Achilles Tendon Injuries
The Achilles tendon is the largest tendon in your body. It connects the muscles in the back of your lower leg to your heel bone (the calcaneus) and must withstand large forces during sporting exercises and pivoting. There are two main types of injuries that affect the Achilles tendon: 1) overuse and inflammation, called Achilles Tendonitis, and 2) a tear of the tendon.
Because other symptoms may be present, it is best to see your doctor for full evaluation of an Achilles injury. Treatment depends on severity and typically involves rest and nonsteroidal anti-inflammatory medications (NSAIDs) to relieve pain and inflammation. An orthosis (a brace) may be needed to relieve the stress on your tendon and support your ankle, or bandages may be applied to restrict joint movement.
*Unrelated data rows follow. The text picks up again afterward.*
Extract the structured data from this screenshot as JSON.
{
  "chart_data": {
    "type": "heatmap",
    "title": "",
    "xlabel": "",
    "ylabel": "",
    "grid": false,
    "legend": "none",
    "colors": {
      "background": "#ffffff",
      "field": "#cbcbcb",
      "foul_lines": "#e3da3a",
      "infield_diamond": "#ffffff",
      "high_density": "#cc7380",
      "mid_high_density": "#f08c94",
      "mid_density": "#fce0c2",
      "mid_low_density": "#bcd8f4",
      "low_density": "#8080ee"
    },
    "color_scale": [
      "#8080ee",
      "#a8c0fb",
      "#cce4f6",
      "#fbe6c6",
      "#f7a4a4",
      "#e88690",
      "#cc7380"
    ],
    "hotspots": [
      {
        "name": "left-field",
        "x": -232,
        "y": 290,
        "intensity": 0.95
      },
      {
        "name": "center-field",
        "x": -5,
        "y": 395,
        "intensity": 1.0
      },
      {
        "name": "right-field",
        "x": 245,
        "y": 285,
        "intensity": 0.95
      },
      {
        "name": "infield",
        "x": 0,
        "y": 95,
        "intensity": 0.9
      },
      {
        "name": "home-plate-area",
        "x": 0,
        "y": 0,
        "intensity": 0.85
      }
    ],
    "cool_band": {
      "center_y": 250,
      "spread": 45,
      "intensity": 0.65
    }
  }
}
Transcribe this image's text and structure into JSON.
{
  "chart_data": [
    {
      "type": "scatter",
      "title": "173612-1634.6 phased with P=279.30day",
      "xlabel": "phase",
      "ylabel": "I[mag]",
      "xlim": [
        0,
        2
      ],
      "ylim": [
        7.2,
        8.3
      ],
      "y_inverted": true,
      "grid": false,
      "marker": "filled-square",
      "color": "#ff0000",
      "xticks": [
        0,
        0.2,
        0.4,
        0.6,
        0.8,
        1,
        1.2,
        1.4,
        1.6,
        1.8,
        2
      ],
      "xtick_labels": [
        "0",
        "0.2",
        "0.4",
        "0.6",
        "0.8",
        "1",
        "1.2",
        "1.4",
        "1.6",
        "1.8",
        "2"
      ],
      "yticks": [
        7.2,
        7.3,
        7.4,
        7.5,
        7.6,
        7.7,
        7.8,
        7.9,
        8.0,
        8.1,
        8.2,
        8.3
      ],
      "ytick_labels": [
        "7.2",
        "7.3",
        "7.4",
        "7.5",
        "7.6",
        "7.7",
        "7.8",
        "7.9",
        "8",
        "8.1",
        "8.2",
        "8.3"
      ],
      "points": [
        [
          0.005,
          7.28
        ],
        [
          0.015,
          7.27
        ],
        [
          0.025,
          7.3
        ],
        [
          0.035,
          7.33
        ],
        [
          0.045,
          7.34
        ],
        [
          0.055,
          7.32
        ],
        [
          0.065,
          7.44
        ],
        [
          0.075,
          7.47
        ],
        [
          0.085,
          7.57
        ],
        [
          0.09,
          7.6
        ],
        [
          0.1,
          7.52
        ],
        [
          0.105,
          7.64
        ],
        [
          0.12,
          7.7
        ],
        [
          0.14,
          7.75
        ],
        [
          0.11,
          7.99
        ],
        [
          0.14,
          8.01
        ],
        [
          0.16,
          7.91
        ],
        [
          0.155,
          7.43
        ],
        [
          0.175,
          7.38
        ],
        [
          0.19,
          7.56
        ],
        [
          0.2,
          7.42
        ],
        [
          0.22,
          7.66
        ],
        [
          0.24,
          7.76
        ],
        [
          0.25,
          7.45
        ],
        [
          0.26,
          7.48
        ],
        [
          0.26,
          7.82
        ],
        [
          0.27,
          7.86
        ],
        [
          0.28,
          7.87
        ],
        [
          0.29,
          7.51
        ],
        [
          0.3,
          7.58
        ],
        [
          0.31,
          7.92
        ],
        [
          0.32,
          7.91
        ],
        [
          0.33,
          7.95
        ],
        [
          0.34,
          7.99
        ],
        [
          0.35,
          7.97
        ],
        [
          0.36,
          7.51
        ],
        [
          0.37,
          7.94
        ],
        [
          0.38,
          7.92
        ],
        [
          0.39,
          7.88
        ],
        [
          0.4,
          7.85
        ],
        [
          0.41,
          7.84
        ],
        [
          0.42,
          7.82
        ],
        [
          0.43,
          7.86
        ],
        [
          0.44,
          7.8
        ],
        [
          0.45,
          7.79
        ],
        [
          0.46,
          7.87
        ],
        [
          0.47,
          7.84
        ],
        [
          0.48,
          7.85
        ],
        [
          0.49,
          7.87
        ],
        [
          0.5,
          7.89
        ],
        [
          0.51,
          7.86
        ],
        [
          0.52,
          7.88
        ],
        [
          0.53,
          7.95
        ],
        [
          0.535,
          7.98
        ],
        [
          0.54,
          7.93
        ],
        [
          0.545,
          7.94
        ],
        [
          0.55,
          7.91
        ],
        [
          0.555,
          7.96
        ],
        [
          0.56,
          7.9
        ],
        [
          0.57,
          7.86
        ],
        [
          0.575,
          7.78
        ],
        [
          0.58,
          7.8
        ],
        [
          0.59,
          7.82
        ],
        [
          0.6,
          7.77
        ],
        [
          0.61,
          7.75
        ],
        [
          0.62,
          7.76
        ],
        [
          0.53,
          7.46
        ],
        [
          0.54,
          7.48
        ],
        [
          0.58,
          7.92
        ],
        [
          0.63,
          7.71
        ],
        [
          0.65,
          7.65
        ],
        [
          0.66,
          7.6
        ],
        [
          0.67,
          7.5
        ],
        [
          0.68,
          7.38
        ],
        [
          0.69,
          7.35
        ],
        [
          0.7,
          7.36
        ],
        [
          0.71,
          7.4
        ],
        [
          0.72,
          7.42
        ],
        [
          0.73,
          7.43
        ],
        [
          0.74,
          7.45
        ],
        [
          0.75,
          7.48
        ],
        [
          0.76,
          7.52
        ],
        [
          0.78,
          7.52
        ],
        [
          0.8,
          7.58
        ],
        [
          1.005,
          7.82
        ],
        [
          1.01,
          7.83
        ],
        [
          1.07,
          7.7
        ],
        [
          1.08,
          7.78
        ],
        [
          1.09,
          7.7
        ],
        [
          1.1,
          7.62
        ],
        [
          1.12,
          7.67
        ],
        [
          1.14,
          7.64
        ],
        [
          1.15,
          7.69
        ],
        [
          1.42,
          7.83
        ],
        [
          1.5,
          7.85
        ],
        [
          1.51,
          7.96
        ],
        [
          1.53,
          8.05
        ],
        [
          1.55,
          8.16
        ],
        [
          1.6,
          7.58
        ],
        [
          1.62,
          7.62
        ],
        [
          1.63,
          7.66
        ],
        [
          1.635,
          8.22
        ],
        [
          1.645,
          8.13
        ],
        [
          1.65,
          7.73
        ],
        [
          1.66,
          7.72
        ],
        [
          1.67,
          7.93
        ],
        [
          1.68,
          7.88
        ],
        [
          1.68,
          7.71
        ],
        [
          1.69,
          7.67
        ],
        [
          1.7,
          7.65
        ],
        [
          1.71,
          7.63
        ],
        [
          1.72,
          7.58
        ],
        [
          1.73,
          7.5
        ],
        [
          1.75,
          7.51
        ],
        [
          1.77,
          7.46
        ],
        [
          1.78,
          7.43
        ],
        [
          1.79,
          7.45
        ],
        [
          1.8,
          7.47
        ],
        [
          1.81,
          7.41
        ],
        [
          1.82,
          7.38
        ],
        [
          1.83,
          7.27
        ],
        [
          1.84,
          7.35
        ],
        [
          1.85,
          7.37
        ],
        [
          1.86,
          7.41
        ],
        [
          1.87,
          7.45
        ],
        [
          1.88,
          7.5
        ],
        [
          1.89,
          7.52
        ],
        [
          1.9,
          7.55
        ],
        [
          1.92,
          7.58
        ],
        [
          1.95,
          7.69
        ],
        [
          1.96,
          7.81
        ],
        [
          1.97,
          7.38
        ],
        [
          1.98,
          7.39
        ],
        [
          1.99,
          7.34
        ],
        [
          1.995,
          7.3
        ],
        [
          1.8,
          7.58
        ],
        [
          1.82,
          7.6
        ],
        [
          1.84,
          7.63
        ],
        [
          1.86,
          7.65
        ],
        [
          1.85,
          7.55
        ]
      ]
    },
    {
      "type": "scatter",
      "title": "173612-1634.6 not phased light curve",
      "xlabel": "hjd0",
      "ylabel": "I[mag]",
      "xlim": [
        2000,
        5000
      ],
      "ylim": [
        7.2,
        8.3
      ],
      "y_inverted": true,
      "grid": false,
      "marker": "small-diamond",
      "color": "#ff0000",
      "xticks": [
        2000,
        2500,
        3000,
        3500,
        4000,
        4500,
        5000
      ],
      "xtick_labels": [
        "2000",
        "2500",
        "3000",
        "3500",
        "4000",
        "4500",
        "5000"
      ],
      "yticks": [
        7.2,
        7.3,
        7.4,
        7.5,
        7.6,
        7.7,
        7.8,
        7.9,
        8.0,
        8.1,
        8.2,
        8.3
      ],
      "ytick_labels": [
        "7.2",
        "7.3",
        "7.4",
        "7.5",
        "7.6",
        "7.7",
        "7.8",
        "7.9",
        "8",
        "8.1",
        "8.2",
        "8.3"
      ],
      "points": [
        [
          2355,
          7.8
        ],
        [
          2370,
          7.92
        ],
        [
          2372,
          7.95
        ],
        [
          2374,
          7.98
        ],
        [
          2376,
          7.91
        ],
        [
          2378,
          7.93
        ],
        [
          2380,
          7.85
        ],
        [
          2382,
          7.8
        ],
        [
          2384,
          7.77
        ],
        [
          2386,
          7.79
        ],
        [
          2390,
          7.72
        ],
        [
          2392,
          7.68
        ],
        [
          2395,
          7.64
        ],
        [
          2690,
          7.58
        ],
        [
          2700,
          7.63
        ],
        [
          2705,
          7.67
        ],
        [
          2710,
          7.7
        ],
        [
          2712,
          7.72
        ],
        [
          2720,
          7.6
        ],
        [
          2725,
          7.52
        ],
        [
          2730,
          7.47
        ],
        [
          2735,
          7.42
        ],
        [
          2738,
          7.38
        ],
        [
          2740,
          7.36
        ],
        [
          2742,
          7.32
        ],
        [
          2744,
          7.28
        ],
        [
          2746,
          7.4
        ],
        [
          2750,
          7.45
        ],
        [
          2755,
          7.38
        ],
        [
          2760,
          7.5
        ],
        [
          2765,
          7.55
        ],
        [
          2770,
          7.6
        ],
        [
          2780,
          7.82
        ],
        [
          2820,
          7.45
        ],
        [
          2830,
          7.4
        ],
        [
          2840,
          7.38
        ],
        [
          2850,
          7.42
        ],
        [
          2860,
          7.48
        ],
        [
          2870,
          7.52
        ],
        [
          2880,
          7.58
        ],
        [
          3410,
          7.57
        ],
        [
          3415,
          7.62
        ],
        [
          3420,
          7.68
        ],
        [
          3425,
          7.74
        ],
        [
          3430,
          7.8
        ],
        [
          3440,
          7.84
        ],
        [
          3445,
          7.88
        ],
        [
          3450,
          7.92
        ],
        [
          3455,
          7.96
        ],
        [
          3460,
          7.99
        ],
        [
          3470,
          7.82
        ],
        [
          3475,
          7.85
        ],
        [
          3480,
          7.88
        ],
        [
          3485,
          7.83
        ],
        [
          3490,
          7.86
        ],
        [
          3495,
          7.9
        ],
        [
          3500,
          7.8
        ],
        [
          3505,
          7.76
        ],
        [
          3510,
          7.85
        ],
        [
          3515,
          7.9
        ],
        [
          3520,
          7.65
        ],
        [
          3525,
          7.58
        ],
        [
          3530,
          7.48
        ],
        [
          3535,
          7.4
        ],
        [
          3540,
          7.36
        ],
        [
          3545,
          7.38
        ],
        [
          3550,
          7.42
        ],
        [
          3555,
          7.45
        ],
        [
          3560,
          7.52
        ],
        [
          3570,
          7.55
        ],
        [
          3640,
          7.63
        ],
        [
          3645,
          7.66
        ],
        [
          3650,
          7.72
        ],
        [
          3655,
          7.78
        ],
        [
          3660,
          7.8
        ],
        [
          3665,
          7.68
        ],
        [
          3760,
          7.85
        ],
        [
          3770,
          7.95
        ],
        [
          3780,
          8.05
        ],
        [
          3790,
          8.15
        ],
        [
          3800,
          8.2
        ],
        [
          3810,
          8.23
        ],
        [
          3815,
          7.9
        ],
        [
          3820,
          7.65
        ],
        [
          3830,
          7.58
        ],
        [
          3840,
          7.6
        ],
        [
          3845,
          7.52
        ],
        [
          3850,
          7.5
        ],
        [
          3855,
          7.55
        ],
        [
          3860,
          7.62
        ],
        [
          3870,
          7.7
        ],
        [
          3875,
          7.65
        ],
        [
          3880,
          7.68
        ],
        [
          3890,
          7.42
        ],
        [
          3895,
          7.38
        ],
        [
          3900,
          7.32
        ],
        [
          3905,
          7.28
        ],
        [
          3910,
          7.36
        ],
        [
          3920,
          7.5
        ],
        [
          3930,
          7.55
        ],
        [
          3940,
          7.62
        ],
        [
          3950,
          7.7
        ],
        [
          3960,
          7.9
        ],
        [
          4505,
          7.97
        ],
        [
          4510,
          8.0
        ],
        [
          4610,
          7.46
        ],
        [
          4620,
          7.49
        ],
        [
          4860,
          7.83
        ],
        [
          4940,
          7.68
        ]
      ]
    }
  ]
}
Surgery is sometimes an option to repair any tears and remove any inflamed or fibrous (toughened) tissues. Recovery in general includes rehabilitation to avoid future weakness in your ankle.
Surgery is typically needed for a complete rupture. After surgery, your ankle will be kept stable in a cast or walking boot for up to 12 weeks. A torn ligament may also be managed nonsurgically with a below-knee cast, which would allow the ends of the torn tendon to heal on their own. This nonsurgical approach may take longer to heal, and there is a higher chance that the tendon could re-rupture. Surgery offers a better chance of full recovery and is often the treatment of choice for active people who wish to resume sports.
If you suspect that you have signs or symptoms of an achilles tendon injury, please see your doctor for further evaluation and discussion of treatment options.